Forget about all the blood and treasure the United States has poured into Iraq. Iran is Iraq's most strategically significant ally. Maliki owes his second term in large part to the pressure that Tehran exerted on rival Shiite political parties in Iraq, many of which received substantial financial support from the Iranian government. And there's plenty of evidence to indicate quid for the quo: Despite objections from Washington, Maliki's government has allowed Iranian cargo airplanes, allegedly filled with munitions, to fly to Syria through Iraqi airspace, enabling Tehran to prop up Syrian dictator Bashar al-Assad.
 
But it would be wrong to assume that Maliki is permitting the flights only because of Iranian pressure. Even though Assad shares much of the Baathist ideology that Hussein espoused, he and his fellow Alawites are Shiites. It's more than kinship, however, that drives Maliki to favor the status quo in Syria. He and other leaders of Iraq's Shiite majority worry that if the Free Syrian Army overthrows Assad, the rebels will establish a radical Sunni government that will collaborate with Iraq's Sunni minority to topple the Baghdad government. "If the opposition is victorious, there will be a civil war in Lebanon, divisions in Jordan and a sectarian war in Iraq," Maliki warned in an interview with the Associated Press last month.
 
Nor do Tehran's money and love guarantee that Iraqi Shiites will do its bidding.

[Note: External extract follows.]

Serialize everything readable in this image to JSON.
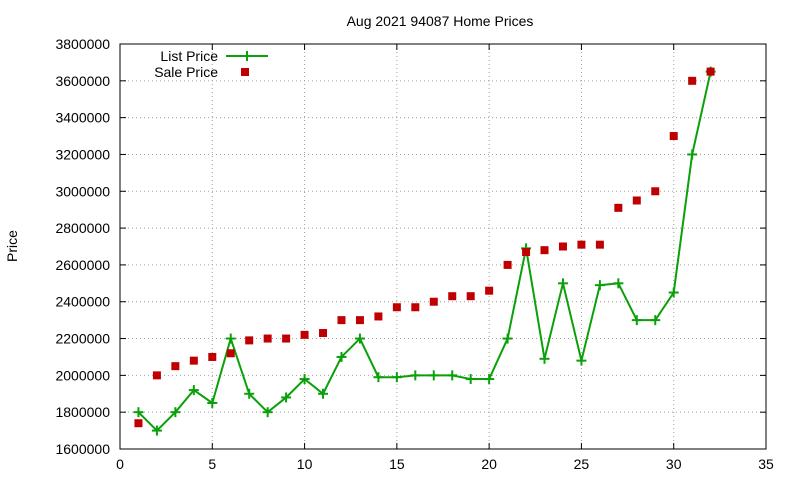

Consider Moqtada al-Sadr, whose Mahdi Army militia was the bete noire of U.S. troops throughout much of the war. He spent years living in Iran, burnishing his religious credentials and rebuilding his political movement. Since his return to Iraq, though, he has sought to fashion himself as more of an Iraqi nationalist, reaching out to Sunni and Kurdish political factions that are Maliki rivals. When Sunnis convened large protests late last year to demand that Maliki amend terrorism and de-Baathification laws, Sadr bucked Tehran's dictates by meeting with Sunni leaders and espousing political compromise.
 
Iran is still bigger and more powerful. But Iraq's collaboration with Tehran is as often driven by its own interests as those of its neighbor.
 
5. The Americans have all left.
 
There are still about 220 U.S. military personnel in Iraq. They work for the Office of Security Cooperation-Iraq, which handles the sale of military equipment to the Iraqi army and coordinates training. Those personnel work in an annex of the U.S. Embassy in central Baghdad, the largest American diplomatic mission in the world. The massive complex, built on the grounds of the former Green Zone in the capital, houses hundreds of State Department officers, U.S. development specialists and representatives from other federal agencies. Legions of private security contractors guard the compound.
 
Concerns that the fighting in Syria could spill over into Iraq recently prompted the CIA to increase its support to Iraqi counterterrorism forces, according to a report in the Wall Street Journal. Although the agency still intends to reduce its presence to about 300 personnel in Iraq, its station in Baghdad will remain one of the largest in the world.
 
Rajiv Chandrasekaran, a senior correspondent and associate editor at The Washington Post, is the author of "Little America: The War Within the War for Afghanistan" and "Imperial Life in the Emerald City: Inside Iraq's Green Zone."